Acórdão do Tribunal da Relação do Porto
Processo:
9230177
Nº Convencional: JTRP00005843
Relator: MATOS FERNANDES
Descritores: ARRENDAMENTO URBANO
RESOLUÇÃO DO CONTRATO
Nº do Documento: RP199210209230177
Data do Acordão: 10/20/1992
Votação: UNANIMIDADE
Tribunal Recorrido: T CIV PORTO 5J
Texto Integral: N
Privacidade: 1
Meio Processual: APELAÇÃO.
Decisão: CONFIRMADA A SENTENÇA.
Área Temática: DIR CIV - DIR CONTRAT.
Legislação Nacional: CCIV66 ART10 N1 N2 ART349 ART351 ART1028 N3 ART1038 F ART1054
ART1083 N1 N2 B ART1095 ART1107 ART1108 ART1109 ART1110 ART1111.
RAU ART5 N2 E ART6 N1.
Jurisprudência Nacional: AC RL DE 1983/10/27 IN CJ ANOVIII T4 PAG159.
Sumário: I - O legislador excluiu do regime geral os arrendamentos de espaços, não habitacionais, para a afixação de publicidade, armazenagem, parqueamento de viaturas, ou outros fins limitados, desde que não sejam realizados em conjunto com arrendamentos para habitação ou comércio e, embora o legislador o não diga expressamente, também para indústria ou exercício de profissão liberal.

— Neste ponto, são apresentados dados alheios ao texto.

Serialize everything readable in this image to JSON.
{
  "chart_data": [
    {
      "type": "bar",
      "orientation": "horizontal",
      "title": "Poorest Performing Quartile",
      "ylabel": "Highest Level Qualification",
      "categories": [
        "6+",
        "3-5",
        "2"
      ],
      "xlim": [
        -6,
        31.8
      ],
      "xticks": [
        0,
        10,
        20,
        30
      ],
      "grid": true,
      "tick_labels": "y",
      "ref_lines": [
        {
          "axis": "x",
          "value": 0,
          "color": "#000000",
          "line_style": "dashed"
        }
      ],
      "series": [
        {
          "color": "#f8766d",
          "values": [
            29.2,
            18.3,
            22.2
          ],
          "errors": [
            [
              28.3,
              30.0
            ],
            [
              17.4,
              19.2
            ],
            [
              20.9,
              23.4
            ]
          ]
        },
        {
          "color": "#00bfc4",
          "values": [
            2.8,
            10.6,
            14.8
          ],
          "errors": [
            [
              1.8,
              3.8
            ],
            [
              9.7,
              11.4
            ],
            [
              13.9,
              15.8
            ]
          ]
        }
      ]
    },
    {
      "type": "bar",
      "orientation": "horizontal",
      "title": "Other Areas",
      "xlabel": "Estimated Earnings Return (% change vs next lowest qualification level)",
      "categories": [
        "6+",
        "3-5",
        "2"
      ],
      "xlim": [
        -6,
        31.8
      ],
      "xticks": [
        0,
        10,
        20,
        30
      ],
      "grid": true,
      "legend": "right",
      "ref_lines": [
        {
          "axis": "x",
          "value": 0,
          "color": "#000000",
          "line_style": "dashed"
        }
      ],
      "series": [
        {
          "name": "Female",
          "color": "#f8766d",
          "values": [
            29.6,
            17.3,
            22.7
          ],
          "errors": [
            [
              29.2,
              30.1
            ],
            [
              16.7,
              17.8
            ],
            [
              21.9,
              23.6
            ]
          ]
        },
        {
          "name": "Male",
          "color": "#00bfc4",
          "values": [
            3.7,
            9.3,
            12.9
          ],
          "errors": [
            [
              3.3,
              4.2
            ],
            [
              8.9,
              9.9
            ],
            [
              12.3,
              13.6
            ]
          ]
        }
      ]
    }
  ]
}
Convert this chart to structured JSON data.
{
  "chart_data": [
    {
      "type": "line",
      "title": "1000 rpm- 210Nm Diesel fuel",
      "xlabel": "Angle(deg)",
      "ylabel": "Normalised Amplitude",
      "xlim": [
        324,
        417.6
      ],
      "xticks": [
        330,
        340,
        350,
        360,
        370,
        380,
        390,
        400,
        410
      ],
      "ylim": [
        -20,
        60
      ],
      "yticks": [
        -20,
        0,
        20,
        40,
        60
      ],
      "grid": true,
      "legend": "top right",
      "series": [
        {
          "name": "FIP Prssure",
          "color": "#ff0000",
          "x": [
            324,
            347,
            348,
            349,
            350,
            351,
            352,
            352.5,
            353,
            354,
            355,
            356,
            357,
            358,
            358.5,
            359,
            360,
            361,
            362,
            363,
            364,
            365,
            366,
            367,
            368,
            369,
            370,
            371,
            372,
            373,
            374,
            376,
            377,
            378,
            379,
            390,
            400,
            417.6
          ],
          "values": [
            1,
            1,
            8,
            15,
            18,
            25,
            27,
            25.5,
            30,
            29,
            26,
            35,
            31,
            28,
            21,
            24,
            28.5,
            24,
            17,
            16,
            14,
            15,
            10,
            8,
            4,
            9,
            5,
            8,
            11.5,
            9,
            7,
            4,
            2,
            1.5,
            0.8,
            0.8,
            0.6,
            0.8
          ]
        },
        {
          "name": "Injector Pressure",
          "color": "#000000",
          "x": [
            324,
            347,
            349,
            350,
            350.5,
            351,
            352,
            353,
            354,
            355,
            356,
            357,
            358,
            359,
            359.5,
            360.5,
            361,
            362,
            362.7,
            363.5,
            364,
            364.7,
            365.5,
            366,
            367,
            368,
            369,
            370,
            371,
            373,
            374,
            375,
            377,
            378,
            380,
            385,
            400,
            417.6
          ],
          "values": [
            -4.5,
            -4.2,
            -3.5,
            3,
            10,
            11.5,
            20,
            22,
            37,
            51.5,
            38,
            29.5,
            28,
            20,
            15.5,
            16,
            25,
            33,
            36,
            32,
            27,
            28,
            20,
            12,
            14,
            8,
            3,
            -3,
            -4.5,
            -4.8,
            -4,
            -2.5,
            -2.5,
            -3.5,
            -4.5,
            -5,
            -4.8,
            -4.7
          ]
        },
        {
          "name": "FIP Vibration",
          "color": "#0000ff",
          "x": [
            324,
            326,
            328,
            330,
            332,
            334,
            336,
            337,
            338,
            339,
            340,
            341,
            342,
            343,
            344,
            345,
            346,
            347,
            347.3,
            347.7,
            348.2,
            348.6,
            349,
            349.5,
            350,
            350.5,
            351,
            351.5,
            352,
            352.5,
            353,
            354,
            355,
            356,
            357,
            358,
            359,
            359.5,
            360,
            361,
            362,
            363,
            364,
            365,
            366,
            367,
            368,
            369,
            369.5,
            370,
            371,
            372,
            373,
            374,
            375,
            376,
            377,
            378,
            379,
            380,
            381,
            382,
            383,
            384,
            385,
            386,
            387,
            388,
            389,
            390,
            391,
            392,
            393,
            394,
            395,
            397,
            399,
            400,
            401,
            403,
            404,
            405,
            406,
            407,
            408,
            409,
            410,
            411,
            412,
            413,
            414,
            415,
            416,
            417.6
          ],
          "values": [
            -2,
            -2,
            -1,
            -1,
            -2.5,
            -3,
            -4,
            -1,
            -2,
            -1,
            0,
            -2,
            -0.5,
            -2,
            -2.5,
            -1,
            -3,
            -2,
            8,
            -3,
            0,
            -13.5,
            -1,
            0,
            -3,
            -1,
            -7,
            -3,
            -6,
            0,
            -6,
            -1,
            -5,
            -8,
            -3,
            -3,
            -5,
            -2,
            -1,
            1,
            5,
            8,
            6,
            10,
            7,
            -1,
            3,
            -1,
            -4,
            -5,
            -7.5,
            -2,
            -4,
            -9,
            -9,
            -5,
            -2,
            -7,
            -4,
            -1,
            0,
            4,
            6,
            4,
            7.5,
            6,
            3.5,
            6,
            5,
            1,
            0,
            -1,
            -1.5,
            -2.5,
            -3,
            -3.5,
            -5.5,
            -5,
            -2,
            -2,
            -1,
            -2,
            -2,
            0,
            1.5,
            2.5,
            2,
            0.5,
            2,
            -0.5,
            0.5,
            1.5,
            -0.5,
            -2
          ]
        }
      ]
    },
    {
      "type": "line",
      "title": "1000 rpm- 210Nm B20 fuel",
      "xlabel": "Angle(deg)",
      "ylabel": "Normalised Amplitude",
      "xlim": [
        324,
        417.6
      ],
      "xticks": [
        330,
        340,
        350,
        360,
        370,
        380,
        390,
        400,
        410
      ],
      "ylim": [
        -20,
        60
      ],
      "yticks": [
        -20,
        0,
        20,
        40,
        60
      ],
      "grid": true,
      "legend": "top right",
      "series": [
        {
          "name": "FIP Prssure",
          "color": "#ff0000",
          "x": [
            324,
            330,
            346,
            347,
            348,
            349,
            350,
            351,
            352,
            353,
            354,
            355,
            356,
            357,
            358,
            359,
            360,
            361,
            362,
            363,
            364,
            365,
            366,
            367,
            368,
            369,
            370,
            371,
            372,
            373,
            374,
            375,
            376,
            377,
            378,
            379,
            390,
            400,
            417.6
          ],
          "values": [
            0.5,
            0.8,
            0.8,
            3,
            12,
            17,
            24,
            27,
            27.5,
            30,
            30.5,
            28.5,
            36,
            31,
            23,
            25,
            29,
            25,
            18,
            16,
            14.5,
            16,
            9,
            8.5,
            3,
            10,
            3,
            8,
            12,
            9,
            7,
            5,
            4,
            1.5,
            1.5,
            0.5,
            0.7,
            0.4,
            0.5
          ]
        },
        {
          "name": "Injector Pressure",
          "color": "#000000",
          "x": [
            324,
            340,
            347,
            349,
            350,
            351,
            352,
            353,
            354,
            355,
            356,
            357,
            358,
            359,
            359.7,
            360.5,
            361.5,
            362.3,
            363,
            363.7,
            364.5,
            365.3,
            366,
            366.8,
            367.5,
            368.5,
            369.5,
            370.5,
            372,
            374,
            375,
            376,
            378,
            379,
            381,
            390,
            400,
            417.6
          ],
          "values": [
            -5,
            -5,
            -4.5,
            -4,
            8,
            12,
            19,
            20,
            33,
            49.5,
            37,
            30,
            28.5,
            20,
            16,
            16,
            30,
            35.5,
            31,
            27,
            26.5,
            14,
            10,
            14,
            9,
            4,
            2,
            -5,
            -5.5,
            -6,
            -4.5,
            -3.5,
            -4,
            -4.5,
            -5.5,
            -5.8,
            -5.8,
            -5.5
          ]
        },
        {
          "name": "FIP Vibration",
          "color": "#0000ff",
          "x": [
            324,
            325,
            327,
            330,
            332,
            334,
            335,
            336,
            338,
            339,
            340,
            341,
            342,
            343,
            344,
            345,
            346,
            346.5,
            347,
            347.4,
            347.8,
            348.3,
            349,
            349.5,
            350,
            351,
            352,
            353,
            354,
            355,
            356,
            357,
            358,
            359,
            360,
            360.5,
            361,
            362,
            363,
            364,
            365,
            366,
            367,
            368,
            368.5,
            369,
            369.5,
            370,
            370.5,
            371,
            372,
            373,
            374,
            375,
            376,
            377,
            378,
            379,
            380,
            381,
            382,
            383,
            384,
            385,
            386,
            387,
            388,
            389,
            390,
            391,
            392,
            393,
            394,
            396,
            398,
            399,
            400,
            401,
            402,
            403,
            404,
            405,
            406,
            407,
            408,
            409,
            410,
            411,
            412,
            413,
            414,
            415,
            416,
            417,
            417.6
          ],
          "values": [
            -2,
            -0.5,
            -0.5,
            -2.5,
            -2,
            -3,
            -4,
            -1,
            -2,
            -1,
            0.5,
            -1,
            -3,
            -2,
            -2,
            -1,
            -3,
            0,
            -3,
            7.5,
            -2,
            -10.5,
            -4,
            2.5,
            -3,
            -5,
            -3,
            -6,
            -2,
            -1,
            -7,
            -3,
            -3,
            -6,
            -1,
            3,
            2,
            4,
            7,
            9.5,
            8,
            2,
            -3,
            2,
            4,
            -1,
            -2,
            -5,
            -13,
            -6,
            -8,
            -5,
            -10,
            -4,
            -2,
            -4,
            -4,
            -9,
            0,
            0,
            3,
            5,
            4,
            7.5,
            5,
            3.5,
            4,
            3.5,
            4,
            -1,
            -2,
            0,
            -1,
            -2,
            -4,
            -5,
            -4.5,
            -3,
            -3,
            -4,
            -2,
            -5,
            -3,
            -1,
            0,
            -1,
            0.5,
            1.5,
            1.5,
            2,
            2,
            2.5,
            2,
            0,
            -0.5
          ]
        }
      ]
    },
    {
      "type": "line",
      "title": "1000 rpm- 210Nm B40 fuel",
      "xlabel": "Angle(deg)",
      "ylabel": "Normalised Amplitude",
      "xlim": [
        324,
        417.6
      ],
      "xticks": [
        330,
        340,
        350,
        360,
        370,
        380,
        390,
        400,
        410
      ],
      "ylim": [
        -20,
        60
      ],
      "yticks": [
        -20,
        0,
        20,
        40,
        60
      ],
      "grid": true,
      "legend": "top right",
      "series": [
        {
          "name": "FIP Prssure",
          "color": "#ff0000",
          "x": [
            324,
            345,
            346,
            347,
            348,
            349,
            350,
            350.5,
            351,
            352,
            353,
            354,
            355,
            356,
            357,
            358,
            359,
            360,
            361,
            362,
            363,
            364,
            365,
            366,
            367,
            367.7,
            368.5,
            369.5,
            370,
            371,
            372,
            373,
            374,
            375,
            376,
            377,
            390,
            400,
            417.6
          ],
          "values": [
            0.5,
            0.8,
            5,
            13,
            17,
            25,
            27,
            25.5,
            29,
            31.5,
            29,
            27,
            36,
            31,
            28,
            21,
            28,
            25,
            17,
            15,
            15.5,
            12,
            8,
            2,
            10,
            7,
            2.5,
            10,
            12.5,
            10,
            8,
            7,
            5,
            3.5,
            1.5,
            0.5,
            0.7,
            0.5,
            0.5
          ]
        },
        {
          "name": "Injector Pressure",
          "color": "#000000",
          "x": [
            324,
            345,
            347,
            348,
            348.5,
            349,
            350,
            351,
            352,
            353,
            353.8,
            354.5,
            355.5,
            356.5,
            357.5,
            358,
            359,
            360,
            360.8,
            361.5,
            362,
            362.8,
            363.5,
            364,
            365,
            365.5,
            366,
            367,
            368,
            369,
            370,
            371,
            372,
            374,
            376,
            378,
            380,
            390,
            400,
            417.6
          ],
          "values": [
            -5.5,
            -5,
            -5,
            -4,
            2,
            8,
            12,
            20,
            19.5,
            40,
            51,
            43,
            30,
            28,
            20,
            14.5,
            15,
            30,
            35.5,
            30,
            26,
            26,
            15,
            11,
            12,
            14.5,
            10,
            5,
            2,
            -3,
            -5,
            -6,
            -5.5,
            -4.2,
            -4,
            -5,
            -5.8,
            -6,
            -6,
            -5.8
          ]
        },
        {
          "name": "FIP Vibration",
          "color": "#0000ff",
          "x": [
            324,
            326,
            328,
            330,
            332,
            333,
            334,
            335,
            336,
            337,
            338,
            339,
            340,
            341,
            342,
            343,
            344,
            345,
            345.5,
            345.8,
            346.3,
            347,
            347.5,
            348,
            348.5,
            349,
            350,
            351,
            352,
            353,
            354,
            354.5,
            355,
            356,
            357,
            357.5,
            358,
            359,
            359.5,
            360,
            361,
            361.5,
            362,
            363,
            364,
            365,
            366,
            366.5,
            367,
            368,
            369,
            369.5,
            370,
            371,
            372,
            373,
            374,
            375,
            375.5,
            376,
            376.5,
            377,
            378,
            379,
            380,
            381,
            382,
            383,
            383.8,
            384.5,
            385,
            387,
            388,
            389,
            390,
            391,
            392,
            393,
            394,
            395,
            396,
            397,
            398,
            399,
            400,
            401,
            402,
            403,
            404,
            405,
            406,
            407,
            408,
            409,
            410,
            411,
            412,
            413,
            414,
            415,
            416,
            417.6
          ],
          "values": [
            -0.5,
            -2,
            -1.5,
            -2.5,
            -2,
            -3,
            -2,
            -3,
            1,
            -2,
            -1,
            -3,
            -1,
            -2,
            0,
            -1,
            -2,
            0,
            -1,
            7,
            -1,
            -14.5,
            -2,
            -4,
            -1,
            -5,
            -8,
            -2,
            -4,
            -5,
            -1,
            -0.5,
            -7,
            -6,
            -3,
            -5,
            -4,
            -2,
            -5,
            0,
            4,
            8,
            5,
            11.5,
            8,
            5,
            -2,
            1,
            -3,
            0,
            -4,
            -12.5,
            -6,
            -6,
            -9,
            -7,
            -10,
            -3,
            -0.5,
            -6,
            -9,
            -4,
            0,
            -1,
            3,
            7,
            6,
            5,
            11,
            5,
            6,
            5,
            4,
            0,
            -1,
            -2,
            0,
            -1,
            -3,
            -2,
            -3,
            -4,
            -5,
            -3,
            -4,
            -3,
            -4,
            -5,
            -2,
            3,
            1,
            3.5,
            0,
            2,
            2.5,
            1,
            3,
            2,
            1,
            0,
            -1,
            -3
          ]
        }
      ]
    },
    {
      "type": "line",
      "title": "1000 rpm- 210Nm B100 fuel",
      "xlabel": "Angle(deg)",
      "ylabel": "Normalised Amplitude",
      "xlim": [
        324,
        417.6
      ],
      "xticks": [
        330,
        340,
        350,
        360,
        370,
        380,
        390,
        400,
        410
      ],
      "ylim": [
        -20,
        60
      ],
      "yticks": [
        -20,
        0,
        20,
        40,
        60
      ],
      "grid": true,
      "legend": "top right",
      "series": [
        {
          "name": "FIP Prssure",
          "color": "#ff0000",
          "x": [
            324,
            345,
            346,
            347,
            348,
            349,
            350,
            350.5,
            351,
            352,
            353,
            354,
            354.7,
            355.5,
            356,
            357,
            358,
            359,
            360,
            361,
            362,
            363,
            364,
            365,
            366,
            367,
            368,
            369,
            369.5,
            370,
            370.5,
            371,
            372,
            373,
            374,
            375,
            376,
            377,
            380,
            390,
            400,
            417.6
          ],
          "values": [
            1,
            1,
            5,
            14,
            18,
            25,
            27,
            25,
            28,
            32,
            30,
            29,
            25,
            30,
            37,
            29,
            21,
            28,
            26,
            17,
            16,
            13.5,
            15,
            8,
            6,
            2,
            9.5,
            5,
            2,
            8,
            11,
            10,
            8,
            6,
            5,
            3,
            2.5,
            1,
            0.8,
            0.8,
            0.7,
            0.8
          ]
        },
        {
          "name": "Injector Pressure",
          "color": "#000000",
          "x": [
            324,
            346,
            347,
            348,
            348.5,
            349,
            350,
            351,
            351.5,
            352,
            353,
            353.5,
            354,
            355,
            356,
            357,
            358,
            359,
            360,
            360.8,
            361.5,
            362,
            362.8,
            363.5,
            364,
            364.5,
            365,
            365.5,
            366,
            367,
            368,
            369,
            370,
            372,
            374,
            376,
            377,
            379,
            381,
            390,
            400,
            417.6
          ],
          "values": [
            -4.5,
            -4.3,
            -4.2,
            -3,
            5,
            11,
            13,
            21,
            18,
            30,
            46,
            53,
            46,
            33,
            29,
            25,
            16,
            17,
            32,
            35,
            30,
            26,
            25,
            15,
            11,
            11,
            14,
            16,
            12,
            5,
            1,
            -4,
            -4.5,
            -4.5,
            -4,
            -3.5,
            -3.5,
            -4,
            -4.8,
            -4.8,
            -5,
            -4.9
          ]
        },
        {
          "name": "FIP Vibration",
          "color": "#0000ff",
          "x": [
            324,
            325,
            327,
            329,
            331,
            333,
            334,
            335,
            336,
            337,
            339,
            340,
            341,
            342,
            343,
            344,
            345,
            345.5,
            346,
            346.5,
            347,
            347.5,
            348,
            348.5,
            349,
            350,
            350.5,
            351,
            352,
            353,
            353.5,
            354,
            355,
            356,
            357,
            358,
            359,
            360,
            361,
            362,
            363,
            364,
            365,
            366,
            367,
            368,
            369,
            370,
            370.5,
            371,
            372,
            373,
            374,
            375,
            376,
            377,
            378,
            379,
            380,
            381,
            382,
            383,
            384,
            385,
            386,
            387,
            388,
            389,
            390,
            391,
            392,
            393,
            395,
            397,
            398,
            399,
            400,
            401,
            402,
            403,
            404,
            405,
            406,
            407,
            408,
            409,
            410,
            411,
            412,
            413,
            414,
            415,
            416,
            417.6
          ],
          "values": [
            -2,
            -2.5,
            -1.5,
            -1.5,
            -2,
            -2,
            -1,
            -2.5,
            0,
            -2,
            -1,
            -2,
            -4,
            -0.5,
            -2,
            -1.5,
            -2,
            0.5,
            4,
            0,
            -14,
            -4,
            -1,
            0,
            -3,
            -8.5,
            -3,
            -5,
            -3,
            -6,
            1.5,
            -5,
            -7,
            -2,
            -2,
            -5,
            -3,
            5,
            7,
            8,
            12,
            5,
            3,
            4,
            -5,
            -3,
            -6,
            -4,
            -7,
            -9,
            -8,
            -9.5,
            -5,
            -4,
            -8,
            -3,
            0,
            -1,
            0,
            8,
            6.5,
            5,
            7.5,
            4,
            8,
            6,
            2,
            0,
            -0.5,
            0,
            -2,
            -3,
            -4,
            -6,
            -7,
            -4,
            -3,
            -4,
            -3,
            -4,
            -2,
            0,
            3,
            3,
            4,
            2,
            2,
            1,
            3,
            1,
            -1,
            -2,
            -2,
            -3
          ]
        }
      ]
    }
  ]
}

II - Não há fundamento de resolução de um arrendamento de uma garagem, pelo facto de nesta recolher diariamente o seu automóvel um filho da arrendatária, que sucedeu na posição contratual por morte de seu marido, primitivo inquilino, e que não tem carro, por ser de presumir, por o filho sempre ter vivido com os pais e continuar a viver com a mãe, que esta, titular do arrendamento, tira dele proveito através dos serviços que o automóvel do filho necessariamente lhe presta, situação que não diverge daquela em que, pertencendo o veículo à arrendatária, ele fosse exclusivamente conduzido pelo filho, consigo convivente desde sempre, por incapacidade natural daquela para o difícil exercício da condução.